Profit Motive and Payment Structure. The act of selling two products or types of products does not mean that each is a separate trade or business. Neither is a free service considered a separate trade or business, even if it attracts customers. Harborside argued that like CHAMP, a portion of each of its marijuana sales was in fact a purchase of the free holistic services it provided. The court disagreed, noting that while Harborside sold marijuana and offered holistic services for free, the “global fee” changed by the taxpayer in CHAMP was for a fixed amount of marijuana and the balance was for its services (which comprised the majority of its space and employee time). The court concluded that the Harborside Health Center’s operations were more similar to those in Olive, in which the taxpayer also provided free services and where deductions were denied. This is besides the fact that the value of Harborside’s free services totaled merely 1% of Harborside’s marijuana revenue, and were in any event needed in order for Harborside to meet the State of California’s community-benefit requirements.

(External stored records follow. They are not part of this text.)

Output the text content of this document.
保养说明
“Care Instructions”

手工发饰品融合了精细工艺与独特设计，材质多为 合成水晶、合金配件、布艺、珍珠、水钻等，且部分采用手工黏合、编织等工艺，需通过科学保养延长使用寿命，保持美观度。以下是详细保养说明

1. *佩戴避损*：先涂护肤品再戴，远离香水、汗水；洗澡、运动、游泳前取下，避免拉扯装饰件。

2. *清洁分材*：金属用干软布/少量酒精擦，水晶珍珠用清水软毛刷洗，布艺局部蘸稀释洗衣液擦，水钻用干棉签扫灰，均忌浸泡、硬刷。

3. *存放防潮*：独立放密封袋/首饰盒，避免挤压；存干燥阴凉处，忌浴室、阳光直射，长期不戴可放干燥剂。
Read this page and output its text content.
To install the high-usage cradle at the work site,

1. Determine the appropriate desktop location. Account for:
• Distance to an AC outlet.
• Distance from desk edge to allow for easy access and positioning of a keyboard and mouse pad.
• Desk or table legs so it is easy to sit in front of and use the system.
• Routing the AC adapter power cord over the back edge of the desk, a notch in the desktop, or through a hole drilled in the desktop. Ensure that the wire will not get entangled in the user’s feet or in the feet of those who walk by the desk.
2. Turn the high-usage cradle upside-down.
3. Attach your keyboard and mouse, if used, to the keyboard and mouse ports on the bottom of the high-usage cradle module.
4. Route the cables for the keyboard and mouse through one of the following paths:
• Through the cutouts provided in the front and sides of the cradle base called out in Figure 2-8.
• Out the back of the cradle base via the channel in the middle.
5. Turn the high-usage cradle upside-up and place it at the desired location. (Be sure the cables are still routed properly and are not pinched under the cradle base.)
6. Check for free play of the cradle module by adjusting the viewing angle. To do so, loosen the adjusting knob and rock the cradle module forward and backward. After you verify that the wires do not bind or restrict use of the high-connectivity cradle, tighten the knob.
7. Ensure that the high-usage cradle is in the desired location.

Branding. Despite Harborside’s contention that its branding activities constituted a separate trade or business, the court failed to find any evidence of that – on the contrary, everything about the dispensary’s operations, from its marijuana sales, to its structure, employees, and facilities utilized, indicated that Haborside’s branding work was “necessarily entwined” with its brand development.

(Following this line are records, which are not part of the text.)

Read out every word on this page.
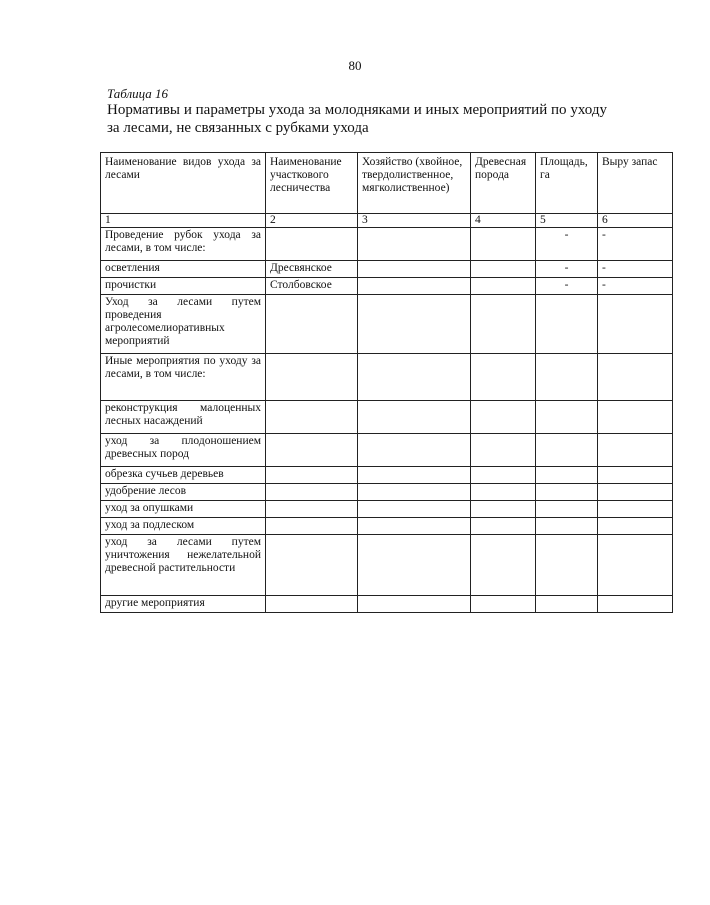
80
Таблица 16
Нормативы и параметры ухода за молодняками и иных мероприятий по уходу за лесами, не связанных с рубками ухода
Наименование видов ухода за лесами	Наименование участкового лесничества	Хозяйство (хвойное, твердолиственное, мягколиственное)	Древесная порода	Площадь, га	Выру запас
1	2	3	4	5	6
Проведение рубок ухода за лесами, в том числе:				-	-
осветления	Дресвянское			-	-
прочистки	Столбовское			-	-
Уход за лесами путем проведения агролесомелиоративных мероприятий					
Иные мероприятия по уходу за лесами, в том числе:					
реконструкция малоценных лесных насаждений					
уход за плодоношением древесных пород					
обрезка сучьев деревьев					
удобрение лесов					
уход за опушками					
уход за подлеском					
уход за лесами путем уничтожения нежелательной древесной растительности					
другие мероприятия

What are you really doing?
If nearly everything you’re doing is selling marijuana, you are unlikely to succeed in an argument that you operate a separate non-marijuana trade or business without ample evidence to the contrary. In Harborside vs. IRS, a significant part of the Tax Court’s opinion was dedicated to distinguishing between Harborside’s operations and that of other marijuana dispensaries. Other marijuana businesses should prepare for the same kind of scrutiny.
During the tax years at issue, Harborside’s marijuana sales accounted for nearly all of its revenue. Its other activities, including the sale of non-marijuana products and holistic services, were not managed separately. It is therefore not surprising that the Tax Court concluded that Harborside operated a single trade or businesses. And since that business was selling marijuana, a controlled substance prohibited under federal law, the court denied Harborside all of its business deductions per 26 U.S. Code § 280E.